Sony’s RGB tech handles sunlight. Actually handles it. There’s an “Ambient Optimization” feature that adjusts the picture to your room lighting automatically. Smart. Because most people still live with windows.

The 7 II: Entry-level RGB?

Let’s talk money.

  • 50-inch: $1,599 (Summer launch)
  • 55-inch: $2,099
  • 65-inch: $2,599
  • 75-inch: $3,099
  • 85-inch: $3,999
  • 98-inch: $8,999

Notice that 50-inch size.

Sony is the only brand making a 50-inch TV with this tech. When it lands this summer it’ll likely shift the market. Right now the 55-inch sits at $2,099 which isn’t wild. Consider the Bravia Theater Trio costs $2,19. A stereo system costs more than a half-hundred-inch True RGB display. That tracks.

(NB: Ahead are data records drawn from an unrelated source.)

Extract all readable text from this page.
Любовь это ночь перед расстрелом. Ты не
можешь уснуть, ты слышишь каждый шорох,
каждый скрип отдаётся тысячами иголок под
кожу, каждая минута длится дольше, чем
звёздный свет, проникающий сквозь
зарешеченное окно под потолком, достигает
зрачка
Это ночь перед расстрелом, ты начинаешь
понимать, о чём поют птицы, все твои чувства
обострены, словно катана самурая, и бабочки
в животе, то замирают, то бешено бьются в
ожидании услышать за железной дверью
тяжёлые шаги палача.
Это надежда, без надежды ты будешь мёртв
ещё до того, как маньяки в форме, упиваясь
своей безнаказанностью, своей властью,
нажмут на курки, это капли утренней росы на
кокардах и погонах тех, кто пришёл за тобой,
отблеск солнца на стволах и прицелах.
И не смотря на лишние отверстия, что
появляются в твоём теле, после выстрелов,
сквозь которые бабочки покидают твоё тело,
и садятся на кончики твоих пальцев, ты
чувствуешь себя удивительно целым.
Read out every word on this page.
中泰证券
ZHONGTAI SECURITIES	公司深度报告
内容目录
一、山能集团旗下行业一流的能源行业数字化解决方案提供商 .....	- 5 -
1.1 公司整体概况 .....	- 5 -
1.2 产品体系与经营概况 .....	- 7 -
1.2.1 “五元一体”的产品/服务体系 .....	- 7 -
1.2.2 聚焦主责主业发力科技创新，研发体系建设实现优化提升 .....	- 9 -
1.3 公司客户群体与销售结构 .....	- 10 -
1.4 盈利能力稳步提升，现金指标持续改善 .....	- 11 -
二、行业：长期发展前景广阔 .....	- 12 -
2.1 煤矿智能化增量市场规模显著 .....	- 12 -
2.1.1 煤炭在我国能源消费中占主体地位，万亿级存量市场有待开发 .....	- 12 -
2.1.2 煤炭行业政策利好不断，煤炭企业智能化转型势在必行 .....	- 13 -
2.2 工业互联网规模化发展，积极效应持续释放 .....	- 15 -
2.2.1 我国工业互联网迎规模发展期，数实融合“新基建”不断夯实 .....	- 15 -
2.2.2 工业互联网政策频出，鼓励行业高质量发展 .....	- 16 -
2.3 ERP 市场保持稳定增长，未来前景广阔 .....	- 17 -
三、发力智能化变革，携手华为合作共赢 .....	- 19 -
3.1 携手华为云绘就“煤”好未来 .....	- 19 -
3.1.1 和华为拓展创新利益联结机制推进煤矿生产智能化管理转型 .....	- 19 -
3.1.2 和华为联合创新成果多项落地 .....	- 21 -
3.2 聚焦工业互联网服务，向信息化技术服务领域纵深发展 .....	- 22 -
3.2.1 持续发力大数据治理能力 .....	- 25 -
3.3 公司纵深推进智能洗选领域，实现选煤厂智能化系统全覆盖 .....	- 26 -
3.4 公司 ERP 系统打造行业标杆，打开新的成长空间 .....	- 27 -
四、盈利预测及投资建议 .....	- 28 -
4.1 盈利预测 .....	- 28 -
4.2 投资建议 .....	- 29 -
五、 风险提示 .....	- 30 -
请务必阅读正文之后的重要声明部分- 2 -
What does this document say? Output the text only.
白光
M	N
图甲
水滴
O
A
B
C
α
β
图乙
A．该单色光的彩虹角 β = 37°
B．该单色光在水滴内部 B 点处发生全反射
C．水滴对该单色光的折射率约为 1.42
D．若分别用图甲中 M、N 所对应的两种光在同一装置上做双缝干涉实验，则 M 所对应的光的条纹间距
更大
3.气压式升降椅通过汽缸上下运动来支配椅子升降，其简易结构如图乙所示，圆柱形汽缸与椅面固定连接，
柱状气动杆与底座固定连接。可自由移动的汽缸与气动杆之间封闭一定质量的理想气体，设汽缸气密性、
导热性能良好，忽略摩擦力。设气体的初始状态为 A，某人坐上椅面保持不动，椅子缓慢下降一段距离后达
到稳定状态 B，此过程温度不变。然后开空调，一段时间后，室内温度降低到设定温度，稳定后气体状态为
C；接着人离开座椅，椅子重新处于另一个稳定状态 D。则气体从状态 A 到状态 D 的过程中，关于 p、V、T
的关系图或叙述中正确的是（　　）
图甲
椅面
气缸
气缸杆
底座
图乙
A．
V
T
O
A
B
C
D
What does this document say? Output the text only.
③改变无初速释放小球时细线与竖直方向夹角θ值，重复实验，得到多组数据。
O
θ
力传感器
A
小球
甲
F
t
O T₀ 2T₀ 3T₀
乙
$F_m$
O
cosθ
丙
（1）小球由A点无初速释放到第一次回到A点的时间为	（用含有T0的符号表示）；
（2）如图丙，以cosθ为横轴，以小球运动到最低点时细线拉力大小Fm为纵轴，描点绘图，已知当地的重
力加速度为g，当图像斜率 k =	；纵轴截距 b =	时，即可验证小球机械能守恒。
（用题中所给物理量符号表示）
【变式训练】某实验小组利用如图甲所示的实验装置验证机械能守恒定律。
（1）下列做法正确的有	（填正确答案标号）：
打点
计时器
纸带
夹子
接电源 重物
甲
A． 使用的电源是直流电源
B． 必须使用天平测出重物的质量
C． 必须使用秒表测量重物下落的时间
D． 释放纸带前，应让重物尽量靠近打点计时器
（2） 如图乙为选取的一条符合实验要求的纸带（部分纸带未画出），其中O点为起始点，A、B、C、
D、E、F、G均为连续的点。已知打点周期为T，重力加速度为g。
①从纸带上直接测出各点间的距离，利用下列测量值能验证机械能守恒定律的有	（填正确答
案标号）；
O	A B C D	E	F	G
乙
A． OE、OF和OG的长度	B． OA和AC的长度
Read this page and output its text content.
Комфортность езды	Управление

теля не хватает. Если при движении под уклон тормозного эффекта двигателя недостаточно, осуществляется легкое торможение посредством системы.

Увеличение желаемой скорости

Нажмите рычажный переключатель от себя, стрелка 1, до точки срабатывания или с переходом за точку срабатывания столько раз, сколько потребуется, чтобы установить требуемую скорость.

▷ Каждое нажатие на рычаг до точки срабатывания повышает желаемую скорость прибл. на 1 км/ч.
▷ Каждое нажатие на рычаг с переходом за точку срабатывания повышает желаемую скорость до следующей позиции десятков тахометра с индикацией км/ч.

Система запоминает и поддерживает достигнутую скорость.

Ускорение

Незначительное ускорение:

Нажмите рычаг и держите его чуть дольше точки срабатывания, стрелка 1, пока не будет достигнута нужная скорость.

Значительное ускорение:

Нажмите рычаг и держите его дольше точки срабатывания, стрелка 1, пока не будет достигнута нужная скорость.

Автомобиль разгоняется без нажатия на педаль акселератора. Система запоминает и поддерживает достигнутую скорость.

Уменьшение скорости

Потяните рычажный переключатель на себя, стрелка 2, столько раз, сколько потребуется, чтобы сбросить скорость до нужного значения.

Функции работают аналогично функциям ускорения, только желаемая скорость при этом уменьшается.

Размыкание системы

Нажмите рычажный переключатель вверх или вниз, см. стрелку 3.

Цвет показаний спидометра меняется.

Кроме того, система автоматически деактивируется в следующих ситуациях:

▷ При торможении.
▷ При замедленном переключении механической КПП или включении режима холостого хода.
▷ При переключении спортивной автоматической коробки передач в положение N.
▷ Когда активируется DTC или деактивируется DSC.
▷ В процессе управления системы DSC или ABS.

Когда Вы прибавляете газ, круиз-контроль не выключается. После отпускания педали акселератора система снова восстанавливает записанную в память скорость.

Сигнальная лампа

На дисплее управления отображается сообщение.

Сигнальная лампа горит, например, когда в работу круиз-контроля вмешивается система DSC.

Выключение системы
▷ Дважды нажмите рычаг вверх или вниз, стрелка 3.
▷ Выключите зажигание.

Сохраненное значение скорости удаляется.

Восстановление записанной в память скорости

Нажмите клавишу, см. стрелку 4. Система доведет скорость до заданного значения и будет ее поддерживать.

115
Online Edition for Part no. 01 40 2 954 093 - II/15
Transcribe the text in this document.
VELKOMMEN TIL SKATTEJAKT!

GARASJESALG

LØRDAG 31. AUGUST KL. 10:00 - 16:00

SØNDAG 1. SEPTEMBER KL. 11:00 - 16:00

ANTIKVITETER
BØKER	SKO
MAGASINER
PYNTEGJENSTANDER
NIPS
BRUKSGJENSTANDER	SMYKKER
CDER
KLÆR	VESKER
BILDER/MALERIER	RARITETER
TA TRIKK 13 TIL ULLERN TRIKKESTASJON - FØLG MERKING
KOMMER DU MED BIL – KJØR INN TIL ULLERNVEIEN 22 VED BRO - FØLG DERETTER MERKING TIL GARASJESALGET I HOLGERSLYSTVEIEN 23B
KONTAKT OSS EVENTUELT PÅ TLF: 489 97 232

The 9 II: Expensive and matte

The 9 II is where the money goes to die. Or the image gets perfect. Hard to say which comes first.

It gets advanced backlight controllers. A glare-free screen. Sony calls it “Immersive Black Screen Pro.” We saw it. No glare. Not a hint of reflection. It acts like an art frame when it’s off. There’s an art mode. Sony even built an app to feed it high-res images.

Is it an art TV? Technically no. It functions like one.

Here is the pain for your wallet.

  • 65-inch: $3,599
  • 75-inch: $4,599
  • 85-inch: $6,499
  • 115-inch: $30,999 (Fall launch)

Thirty grand. For a TV the size of a door.

The 115-inch doesn’t come until autumn. The smaller ones are live now. If you have deep pockets and a large living room you probably don’t care about the date. If you’re like the rest of us… well. We’ll see what the summer brings for that 50-inch model.

Will Sony dominate the color wars now? Probably. Until the 9-inch model shows up. Then everything changes.